2. Puissance de migration inter-espèces pour la prédiction de la conservation évolutive

  • PlantCaduceus permet, avec le seul signal de séquence ADN (sans annotation), une prédiction hautement précise de la conservation évolutive : AUROC=0,896, AUPRC=0,876 sur sorgho, et toujours élevé après transfert sur maïs (AUROC=0,829, AUPRC=0,797), surpassant sensiblement tous les autres modèles comparés.
  • La prédiction dans les régions non codantes surpasse même celle dans les régions codantes, signe de la capacité du modèle à encoder des motifs régulateurs complexes.
  • Les modèles GPN customisés et AgroNT fine-tuné via LoRA approchent PlantCaduceus, sans toutefois l’atteindre pleinement.

3. Méthode innovante zero-shot pour l’identification des variantes délétères

  • Basé sur le score zero-shot (différence de log-vraisemblance), PlantCaduceus identifie mutations délétères simulées/réelles avec une sensibilité supérieure à GPN, AgroNT ou l’approche MSA historique (PhyloP, PhastCons), enrichissant de trois fois plus les allèles rares.
  • Lors de la validation externe sur les mutations EMS à phénotype connu chez Arabidopsis, 1519 mutations sont classées dans le top 1-10% via PlantCaduceus, beaucoup plus que tout autre modèle.
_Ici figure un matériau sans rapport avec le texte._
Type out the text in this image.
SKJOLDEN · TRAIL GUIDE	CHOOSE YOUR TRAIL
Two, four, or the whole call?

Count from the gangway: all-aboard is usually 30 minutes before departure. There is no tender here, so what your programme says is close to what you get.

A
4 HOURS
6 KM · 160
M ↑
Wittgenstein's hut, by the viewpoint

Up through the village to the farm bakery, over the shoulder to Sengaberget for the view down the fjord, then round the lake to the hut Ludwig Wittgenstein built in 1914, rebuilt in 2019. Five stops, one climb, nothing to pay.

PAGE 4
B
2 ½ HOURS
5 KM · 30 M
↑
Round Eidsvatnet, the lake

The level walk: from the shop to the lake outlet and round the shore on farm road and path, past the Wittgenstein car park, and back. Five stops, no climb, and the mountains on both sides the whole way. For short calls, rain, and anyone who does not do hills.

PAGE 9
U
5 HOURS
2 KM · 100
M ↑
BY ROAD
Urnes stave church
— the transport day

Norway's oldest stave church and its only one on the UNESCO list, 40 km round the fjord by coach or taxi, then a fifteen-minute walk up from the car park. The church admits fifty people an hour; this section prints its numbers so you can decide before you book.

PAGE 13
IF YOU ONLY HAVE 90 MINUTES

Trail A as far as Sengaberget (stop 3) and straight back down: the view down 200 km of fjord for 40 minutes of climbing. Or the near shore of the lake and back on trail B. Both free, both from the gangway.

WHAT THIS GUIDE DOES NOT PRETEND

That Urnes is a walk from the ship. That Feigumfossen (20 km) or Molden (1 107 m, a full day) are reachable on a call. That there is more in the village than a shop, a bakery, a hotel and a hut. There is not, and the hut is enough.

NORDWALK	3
Cela offre un paradigme nouveau pour l’identification causale des mutations/agronomiques majeures.
  • Dans la détection du signal GWAS au locus su1 du maïs doux, PlantCaduceus discrimine la mutation causale unique W578R, résolvant la convolution des signaux en contexte de fort déséquilibre de liaison (LD).

V. Conclusion, valeur académique et applicative

Cette étude propose pour la première fois un modèle de langage ADN pré-entraîné multi-espèces, PlantCaduceus, franchissant les barrières de la diversité génomique végétale, la complexité des séquences répétées, le manque d’annotations, et la gestion RC. Le modèle combine : haute précision (annotation, régulation), forte généralisation (transfert inter-espèces), efficacité (paramètres/computing réduits), compatibilité avec l’interprétation au niveau du nucléotide (zero-shot mutation effect).
L’équipe met à disposition en open-source l’ensemble du code, modèles et données, posant une assise puissante pour le projet « 1000 génomes végétaux », l’interprétation fonctionnelle d’espèces exotiques, le breeding ciblé et la sélection à haut débit.

PlantCaduceus inaugure surtout une approche de prédiction « zero-shot » des effets mutationnels, sans recourir au coûteux alignement évolutif, ni à une annotation spécifique à l’espèce, ouvrant la voie à une révolution pour la médecine génomique, la génomique des populations ou l’amélioration de la diversité des cultures.

VI. Points forts et innovations

  1. Innovation architecturale : combinaison SSM+Mamba+Caduceus, supérieure aux architectures Transformer ou CNN/LSTM classiques, et première intégration systématique de l’équivariance RC.
  2. Méthodologie exhaustive : traitement du jeu de données, pré-entraînement, design des tâches aval, expériences d’ablation et comparaisons multiples, assurant rigueur et applicabilité générale.
  3. Valeur d’usage multidimensionnelle : recherche fondamentale (évolution fonctionnelle, décodage régulateur), application agronomique (détection rapide de variantes bénéfiques/délétères), avancée méthodologique pour la bioinformatique.
  4. Ouverture et accessibilité : code, modèle et données largement accessibles, facilitant les développements secondaires et l’enseignement.

VII. Compléments et perspectives

  • Axes futurs : extension à des génomes plus diversifiés (incluant gymnospermes), pour élargir la généralisation ; allongement des fenêtres de contexte à plusieurs milliers/base pairs pour aborder la régulation à longue distance.
  • Détails techniques : modèles en multiples formats (32 couches/225M, 24 couches/40M, etc), pour s’adapter aux ressources diverses des laboratoires.
  • Utilité pour le breeding : sélection moléculaire accélérée, optimisation des croisements, réduction du fardeau mutationnel délétère, accroissement du rendement et de la résilience.

En tant que nouveau modèle de langage ADN pour plantes, PlantCaduceus ne fait pas que faire avancer la recherche fondamentale, il innove aussi dans l’ingénierie du breeding digitalisé, la médecine génomique et l’annotation inter-espèces – représentant une percée majeure dans l’analyse fonctionnelle des génomes végétaux.